Terra Daily — July 7, 2026
Research Worth Reading
- Physics-Informed Dynamic State Estimation for Current Transformers Using Graph Neural Networks — This paper proposes a physics-informed graph neural network approach to estimate the dynamic state of current transformers under transient core saturation, improving secondary current accuracy. For engineers pivoting to climate, it demonstrates how GNNs can be applied to grid instrumentation where physical constraints matter.
- RCOA Extension and Applications — This work extends the Relaxed Convex Obstacle Avoidance formulation, enabling fully convex optimal control problems for obstacle avoidance with analytical convergence guarantees. Mechanical and control engineers can apply these methods to autonomous navigation for infrastructure inspection, such as offshore wind or solar farms.
- Overload-Based Cascades in Multiplex Flow Networks with Partial Functionality — The study models cascading overload failures in multiplex flow networks where nodes can operate with partial functionality, unlike binary up/down assumptions. This matters for climate engineers building resilience simulations of interdependent power grids and supply chains under stress.

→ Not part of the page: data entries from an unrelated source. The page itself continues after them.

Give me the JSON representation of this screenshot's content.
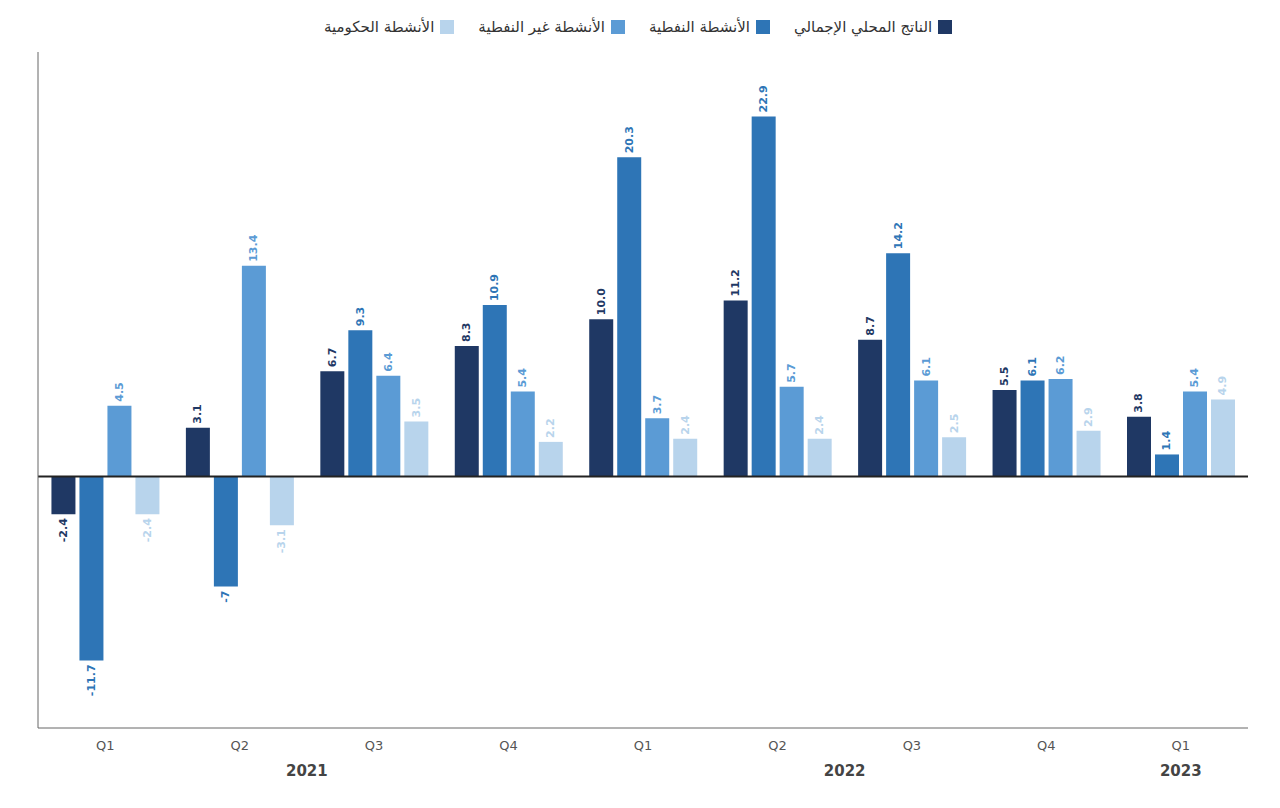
{
  "chart_data": {
    "type": "bar",
    "categories": [
      "Q1",
      "Q2",
      "Q3",
      "Q4",
      "Q1",
      "Q2",
      "Q3",
      "Q4",
      "Q1"
    ],
    "years": [
      "2021",
      "2021",
      "2021",
      "2021",
      "2022",
      "2022",
      "2022",
      "2022",
      "2023"
    ],
    "series": [
      {
        "name": "الناتج المحلي الإجمالي",
        "color": "#1f3864",
        "values": [
          -2.4,
          3.1,
          6.7,
          8.3,
          10.0,
          11.2,
          8.7,
          5.5,
          3.8
        ],
        "value_labels": [
          "-2.4",
          "3.1",
          "6.7",
          "8.3",
          "10.0",
          "11.2",
          "8.7",
          "5.5",
          "3.8"
        ]
      },
      {
        "name": "الأنشطة النفطية",
        "color": "#2e75b6",
        "values": [
          -11.7,
          -7.0,
          9.3,
          10.9,
          20.3,
          22.9,
          14.2,
          6.1,
          1.4
        ]
      },
      {
        "name": "الأنشطة غير النفطية",
        "color": "#5b9bd5",
        "values": [
          4.5,
          13.4,
          6.4,
          5.4,
          3.7,
          5.7,
          6.1,
          6.2,
          5.4
        ]
      },
      {
        "name": "الأنشطة الحكومية",
        "color": "#b8d4ec",
        "values": [
          -2.4,
          -3.1,
          3.5,
          2.2,
          2.4,
          2.4,
          2.5,
          2.9,
          4.9
        ]
      }
    ],
    "ylim": [
      -16,
      27
    ],
    "grid": false,
    "legend": "top",
    "data_labels": true,
    "tick_labels": "x"
  }
}
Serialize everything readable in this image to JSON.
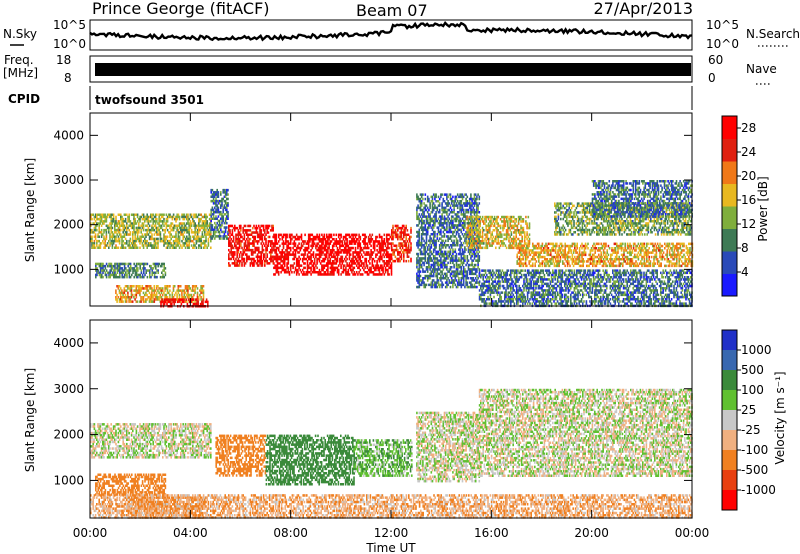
{
  "header": {
    "station": "Prince George (fitACF)",
    "beam": "Beam 07",
    "date": "27/Apr/2013"
  },
  "noise_panel": {
    "left_label": "N.Sky",
    "right_label": "N.Search",
    "left_ticks": [
      "10^5",
      "10^0"
    ],
    "right_ticks": [
      "10^5",
      "10^0"
    ]
  },
  "freq_panel": {
    "left_label_line1": "Freq.",
    "left_label_line2": "[MHz]",
    "right_label": "Nave",
    "left_ticks": [
      "18",
      "8"
    ],
    "right_ticks": [
      "60",
      "0"
    ]
  },
  "cpid_panel": {
    "label": "CPID",
    "program": "twofsound 3501"
  },
  "power_panel": {
    "ylabel": "Slant Range [km]",
    "yticks": [
      "4000",
      "3000",
      "2000",
      "1000"
    ],
    "colorbar_label": "Power [dB]",
    "colorbar_ticks": [
      "28",
      "24",
      "20",
      "16",
      "12",
      "8",
      "4"
    ],
    "colors": [
      "#1a1aff",
      "#2a4ab8",
      "#3e7a55",
      "#7fae3c",
      "#e8b820",
      "#f07818",
      "#e02010",
      "#ff0000"
    ]
  },
  "velocity_panel": {
    "ylabel": "Slant Range [km]",
    "yticks": [
      "4000",
      "3000",
      "2000",
      "1000"
    ],
    "colorbar_label": "Velocity [m s⁻¹]",
    "colorbar_ticks": [
      "1000",
      "500",
      "100",
      "25",
      "-25",
      "-100",
      "-500",
      "-1000"
    ],
    "colors": [
      "#2030c8",
      "#3868b0",
      "#3a8a3a",
      "#60c030",
      "#c8c8c8",
      "#f0b080",
      "#f08020",
      "#e84010",
      "#ff0000"
    ]
  },
  "x_axis": {
    "ticks": [
      "00:00",
      "04:00",
      "08:00",
      "12:00",
      "16:00",
      "20:00",
      "00:00"
    ],
    "label": "Time UT"
  },
  "chart_data": {
    "type": "heatmap",
    "x_unit": "hours UT",
    "xlim": [
      0,
      24
    ],
    "ylim": [
      180,
      4500
    ],
    "power_colorbar_range_dB": [
      0,
      30
    ],
    "velocity_colorbar_range_ms": [
      -1000,
      1000
    ],
    "power_regions": [
      {
        "t0": 0.0,
        "t1": 4.8,
        "r0": 1500,
        "r1": 2250,
        "dB": 14
      },
      {
        "t0": 0.2,
        "t1": 3.0,
        "r0": 850,
        "r1": 1150,
        "dB": 10
      },
      {
        "t0": 1.0,
        "t1": 4.5,
        "r0": 300,
        "r1": 650,
        "dB": 18
      },
      {
        "t0": 2.8,
        "t1": 4.7,
        "r0": 200,
        "r1": 350,
        "dB": 28
      },
      {
        "t0": 4.8,
        "t1": 5.5,
        "r0": 1700,
        "r1": 2800,
        "dB": 8
      },
      {
        "t0": 5.5,
        "t1": 7.3,
        "r0": 1100,
        "r1": 2000,
        "dB": 27
      },
      {
        "t0": 7.3,
        "t1": 12.0,
        "r0": 900,
        "r1": 1800,
        "dB": 29
      },
      {
        "t0": 12.0,
        "t1": 12.8,
        "r0": 1200,
        "r1": 2000,
        "dB": 24
      },
      {
        "t0": 13.0,
        "t1": 15.5,
        "r0": 600,
        "r1": 2700,
        "dB": 8
      },
      {
        "t0": 15.0,
        "t1": 17.5,
        "r0": 1500,
        "r1": 2200,
        "dB": 16
      },
      {
        "t0": 17.0,
        "t1": 24.0,
        "r0": 1100,
        "r1": 1600,
        "dB": 18
      },
      {
        "t0": 18.5,
        "t1": 24.0,
        "r0": 1800,
        "r1": 2500,
        "dB": 12
      },
      {
        "t0": 20.0,
        "t1": 24.0,
        "r0": 2200,
        "r1": 3000,
        "dB": 8
      },
      {
        "t0": 15.5,
        "t1": 24.0,
        "r0": 200,
        "r1": 1000,
        "dB": 8
      }
    ],
    "velocity_regions": [
      {
        "t0": 0.0,
        "t1": 4.8,
        "r0": 1500,
        "r1": 2250,
        "v": 0
      },
      {
        "t0": 0.2,
        "t1": 3.0,
        "r0": 700,
        "r1": 1150,
        "v": -400
      },
      {
        "t0": 1.5,
        "t1": 4.5,
        "r0": 200,
        "r1": 650,
        "v": -300
      },
      {
        "t0": 5.0,
        "t1": 7.0,
        "r0": 1100,
        "r1": 2000,
        "v": -300
      },
      {
        "t0": 7.0,
        "t1": 10.5,
        "r0": 900,
        "r1": 2000,
        "v": 200
      },
      {
        "t0": 10.5,
        "t1": 12.8,
        "r0": 1100,
        "r1": 1900,
        "v": 80
      },
      {
        "t0": 13.0,
        "t1": 15.5,
        "r0": 1000,
        "r1": 2500,
        "v": 0
      },
      {
        "t0": 15.5,
        "t1": 24.0,
        "r0": 1100,
        "r1": 3000,
        "v": 0
      },
      {
        "t0": 0.0,
        "t1": 24.0,
        "r0": 200,
        "r1": 700,
        "v": -80
      }
    ]
  }
}
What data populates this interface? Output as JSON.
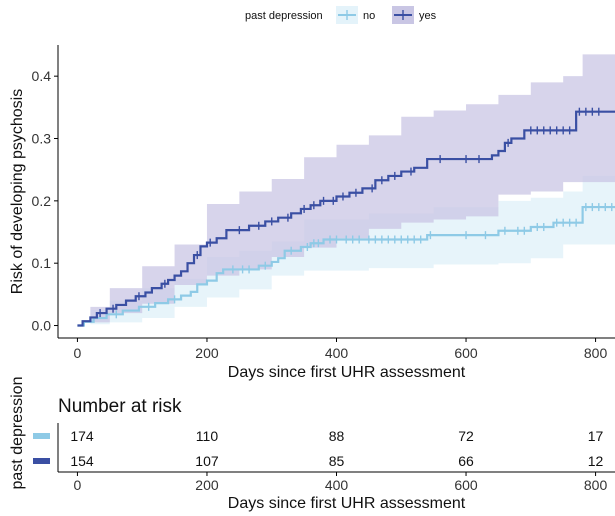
{
  "chart_data": {
    "type": "line",
    "subtype": "kaplan-meier cumulative incidence",
    "legend": {
      "title": "past depression",
      "position": "top",
      "entries": [
        {
          "key": "no",
          "label": "no",
          "color": "#8ecae6",
          "ci_color": "#e4f3fa"
        },
        {
          "key": "yes",
          "label": "yes",
          "color": "#3a4fa3",
          "ci_color": "#c9c6e4"
        }
      ]
    },
    "xlabel": "Days since first UHR assessment",
    "ylabel": "Risk of developing psychosis",
    "xlim": [
      -30,
      830
    ],
    "ylim": [
      -0.02,
      0.45
    ],
    "xticks": [
      0,
      200,
      400,
      600,
      800
    ],
    "yticks": [
      0.0,
      0.1,
      0.2,
      0.3,
      0.4
    ],
    "xtick_labels": [
      "0",
      "200",
      "400",
      "600",
      "800"
    ],
    "ytick_labels": [
      "0.0",
      "0.1",
      "0.2",
      "0.3",
      "0.4"
    ],
    "series": [
      {
        "name": "no",
        "color": "#8ecae6",
        "steps": [
          [
            0,
            0
          ],
          [
            10,
            0.006
          ],
          [
            25,
            0.012
          ],
          [
            45,
            0.018
          ],
          [
            70,
            0.024
          ],
          [
            95,
            0.03
          ],
          [
            120,
            0.036
          ],
          [
            140,
            0.042
          ],
          [
            160,
            0.048
          ],
          [
            175,
            0.054
          ],
          [
            185,
            0.066
          ],
          [
            200,
            0.072
          ],
          [
            215,
            0.084
          ],
          [
            225,
            0.09
          ],
          [
            280,
            0.096
          ],
          [
            300,
            0.102
          ],
          [
            310,
            0.108
          ],
          [
            320,
            0.12
          ],
          [
            345,
            0.126
          ],
          [
            360,
            0.132
          ],
          [
            380,
            0.138
          ],
          [
            540,
            0.145
          ],
          [
            650,
            0.152
          ],
          [
            700,
            0.158
          ],
          [
            735,
            0.165
          ],
          [
            780,
            0.19
          ],
          [
            830,
            0.19
          ]
        ],
        "ci_lower": [
          [
            0,
            0
          ],
          [
            20,
            0
          ],
          [
            50,
            0.002
          ],
          [
            100,
            0.005
          ],
          [
            150,
            0.012
          ],
          [
            200,
            0.03
          ],
          [
            250,
            0.045
          ],
          [
            300,
            0.058
          ],
          [
            350,
            0.08
          ],
          [
            450,
            0.088
          ],
          [
            550,
            0.092
          ],
          [
            650,
            0.098
          ],
          [
            700,
            0.1
          ],
          [
            750,
            0.108
          ],
          [
            780,
            0.13
          ],
          [
            830,
            0.13
          ]
        ],
        "ci_upper": [
          [
            0,
            0
          ],
          [
            20,
            0.025
          ],
          [
            50,
            0.04
          ],
          [
            100,
            0.06
          ],
          [
            150,
            0.075
          ],
          [
            200,
            0.11
          ],
          [
            250,
            0.12
          ],
          [
            300,
            0.135
          ],
          [
            350,
            0.17
          ],
          [
            450,
            0.18
          ],
          [
            550,
            0.19
          ],
          [
            650,
            0.2
          ],
          [
            700,
            0.205
          ],
          [
            750,
            0.215
          ],
          [
            780,
            0.24
          ],
          [
            830,
            0.24
          ]
        ],
        "censor_marks": [
          [
            60,
            0.018
          ],
          [
            110,
            0.03
          ],
          [
            150,
            0.042
          ],
          [
            240,
            0.09
          ],
          [
            255,
            0.09
          ],
          [
            265,
            0.09
          ],
          [
            290,
            0.096
          ],
          [
            330,
            0.12
          ],
          [
            355,
            0.126
          ],
          [
            365,
            0.132
          ],
          [
            372,
            0.132
          ],
          [
            390,
            0.138
          ],
          [
            400,
            0.138
          ],
          [
            415,
            0.138
          ],
          [
            425,
            0.138
          ],
          [
            435,
            0.138
          ],
          [
            450,
            0.138
          ],
          [
            460,
            0.138
          ],
          [
            470,
            0.138
          ],
          [
            480,
            0.138
          ],
          [
            490,
            0.138
          ],
          [
            500,
            0.138
          ],
          [
            510,
            0.138
          ],
          [
            520,
            0.138
          ],
          [
            530,
            0.138
          ],
          [
            545,
            0.145
          ],
          [
            600,
            0.145
          ],
          [
            630,
            0.145
          ],
          [
            660,
            0.152
          ],
          [
            680,
            0.152
          ],
          [
            690,
            0.152
          ],
          [
            710,
            0.158
          ],
          [
            720,
            0.158
          ],
          [
            740,
            0.165
          ],
          [
            750,
            0.165
          ],
          [
            760,
            0.165
          ],
          [
            770,
            0.165
          ],
          [
            785,
            0.19
          ],
          [
            795,
            0.19
          ],
          [
            805,
            0.19
          ],
          [
            815,
            0.19
          ],
          [
            825,
            0.19
          ]
        ]
      },
      {
        "name": "yes",
        "color": "#3a4fa3",
        "steps": [
          [
            0,
            0
          ],
          [
            8,
            0.007
          ],
          [
            20,
            0.013
          ],
          [
            30,
            0.02
          ],
          [
            45,
            0.027
          ],
          [
            60,
            0.033
          ],
          [
            75,
            0.04
          ],
          [
            90,
            0.047
          ],
          [
            105,
            0.053
          ],
          [
            115,
            0.06
          ],
          [
            130,
            0.067
          ],
          [
            140,
            0.073
          ],
          [
            150,
            0.08
          ],
          [
            160,
            0.087
          ],
          [
            170,
            0.1
          ],
          [
            180,
            0.113
          ],
          [
            190,
            0.127
          ],
          [
            200,
            0.133
          ],
          [
            215,
            0.14
          ],
          [
            230,
            0.153
          ],
          [
            265,
            0.16
          ],
          [
            290,
            0.167
          ],
          [
            310,
            0.173
          ],
          [
            330,
            0.18
          ],
          [
            345,
            0.187
          ],
          [
            360,
            0.193
          ],
          [
            375,
            0.2
          ],
          [
            400,
            0.207
          ],
          [
            420,
            0.213
          ],
          [
            440,
            0.22
          ],
          [
            460,
            0.233
          ],
          [
            480,
            0.24
          ],
          [
            500,
            0.247
          ],
          [
            520,
            0.253
          ],
          [
            540,
            0.267
          ],
          [
            640,
            0.273
          ],
          [
            650,
            0.28
          ],
          [
            660,
            0.293
          ],
          [
            670,
            0.3
          ],
          [
            690,
            0.313
          ],
          [
            770,
            0.343
          ],
          [
            830,
            0.343
          ]
        ],
        "ci_lower": [
          [
            0,
            0
          ],
          [
            20,
            0
          ],
          [
            50,
            0.005
          ],
          [
            100,
            0.02
          ],
          [
            150,
            0.035
          ],
          [
            200,
            0.065
          ],
          [
            250,
            0.08
          ],
          [
            300,
            0.09
          ],
          [
            350,
            0.11
          ],
          [
            400,
            0.125
          ],
          [
            450,
            0.14
          ],
          [
            500,
            0.155
          ],
          [
            550,
            0.165
          ],
          [
            600,
            0.17
          ],
          [
            650,
            0.175
          ],
          [
            700,
            0.21
          ],
          [
            750,
            0.215
          ],
          [
            780,
            0.23
          ],
          [
            830,
            0.23
          ]
        ],
        "ci_upper": [
          [
            0,
            0
          ],
          [
            20,
            0.03
          ],
          [
            50,
            0.06
          ],
          [
            100,
            0.095
          ],
          [
            150,
            0.13
          ],
          [
            200,
            0.195
          ],
          [
            250,
            0.215
          ],
          [
            300,
            0.235
          ],
          [
            350,
            0.27
          ],
          [
            400,
            0.29
          ],
          [
            450,
            0.305
          ],
          [
            500,
            0.335
          ],
          [
            550,
            0.345
          ],
          [
            600,
            0.355
          ],
          [
            650,
            0.37
          ],
          [
            700,
            0.39
          ],
          [
            750,
            0.4
          ],
          [
            780,
            0.435
          ],
          [
            830,
            0.435
          ]
        ],
        "censor_marks": [
          [
            35,
            0.02
          ],
          [
            55,
            0.027
          ],
          [
            95,
            0.047
          ],
          [
            135,
            0.067
          ],
          [
            185,
            0.113
          ],
          [
            205,
            0.133
          ],
          [
            250,
            0.153
          ],
          [
            280,
            0.16
          ],
          [
            300,
            0.167
          ],
          [
            325,
            0.173
          ],
          [
            350,
            0.187
          ],
          [
            365,
            0.193
          ],
          [
            380,
            0.2
          ],
          [
            395,
            0.2
          ],
          [
            410,
            0.207
          ],
          [
            430,
            0.213
          ],
          [
            455,
            0.22
          ],
          [
            470,
            0.233
          ],
          [
            490,
            0.24
          ],
          [
            515,
            0.247
          ],
          [
            560,
            0.267
          ],
          [
            600,
            0.267
          ],
          [
            620,
            0.267
          ],
          [
            665,
            0.293
          ],
          [
            700,
            0.313
          ],
          [
            710,
            0.313
          ],
          [
            720,
            0.313
          ],
          [
            730,
            0.313
          ],
          [
            740,
            0.313
          ],
          [
            750,
            0.313
          ],
          [
            760,
            0.313
          ],
          [
            775,
            0.343
          ],
          [
            785,
            0.343
          ],
          [
            795,
            0.343
          ],
          [
            805,
            0.343
          ]
        ]
      }
    ],
    "risk_table": {
      "title": "Number at risk",
      "ylabel": "past depression",
      "xlabel": "Days since first UHR assessment",
      "xticks": [
        0,
        200,
        400,
        600,
        800
      ],
      "xtick_labels": [
        "0",
        "200",
        "400",
        "600",
        "800"
      ],
      "rows": [
        {
          "group": "no",
          "color": "#8ecae6",
          "values": [
            "174",
            "110",
            "88",
            "72",
            "17"
          ]
        },
        {
          "group": "yes",
          "color": "#3a4fa3",
          "values": [
            "154",
            "107",
            "85",
            "66",
            "12"
          ]
        }
      ]
    }
  }
}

- Data-driven Kernel-based Predictive Control with Stability and Robustness Guarantees — This paper analyzes closed-loop stability and robustness of a data-driven kernel-based predictive control scheme that learns directly from input-output data. For climate tech, such control approaches can be deployed on building HVAC or grid storage without first-principles models, using standard ML tooling.
- Exact Closed-Form Feedforward Inversion for Dual-Bridge Series Resonant DC/DC Converter via State-Plane Analysis — The authors derive exact closed-form feedforward inversion maps for a dual-bridge series resonant DC/DC converter using state-plane trajectory analysis across four modulation variables. This gives power electronics engineers a direct control method for high-efficiency converters in EV charging or renewable energy interfaces.
- Physics-Informed Neural State-Space Modeling of Battery-Electric Vehicle Dynamics for Closed-Loop Automated Parking Simulation — This work presents a physics-informed neural state-space model of a production battery-electric vehicle’s parking dynamics, identified from field-test maneuvers for closed-loop simulation. It shows how hybrid first-principles plus neural modeling can support EV control development, a direct application for engineers moving into transport decarbonization.
Today’s Synthesis
A concrete build for engineers this week: a grid-edge resilience stack that chains three of today’s papers into a working control loop. Start with Physics-Informed Dynamic State Estimation for Current Transformers Using Graph Neural Networks to recover accurate secondary current states under transient core saturation — this runs on PyTorch Geometric and fits directly onto existing substation telemetry without new hardware. Pipe those estimated node states into the Overload-Based Cascades in Multiplex Flow Networks with Partial Functionality simulator, which models partial-functionality degradation instead of binary up/down failure, producing a realistic stress map of interdependent grid and supply-chain links under load. Close the loop with Data-driven Kernel-based Predictive Control with Stability and Robustness Guarantees : train the kernel MPC directly on input-output data from distributed battery storage or building HVAC to shed or shift load when cascade risk crosses a set threshold. The full pipeline uses standard ML and convex optimization tooling (CVXPY, scikit-learn kernels) with no requirement for a first-principles grid model. For a software or ML engineer entering climate work, this is a tractable weekend-scale prototype that exercises GNN inference, network simulation, and certified control in one deployable package.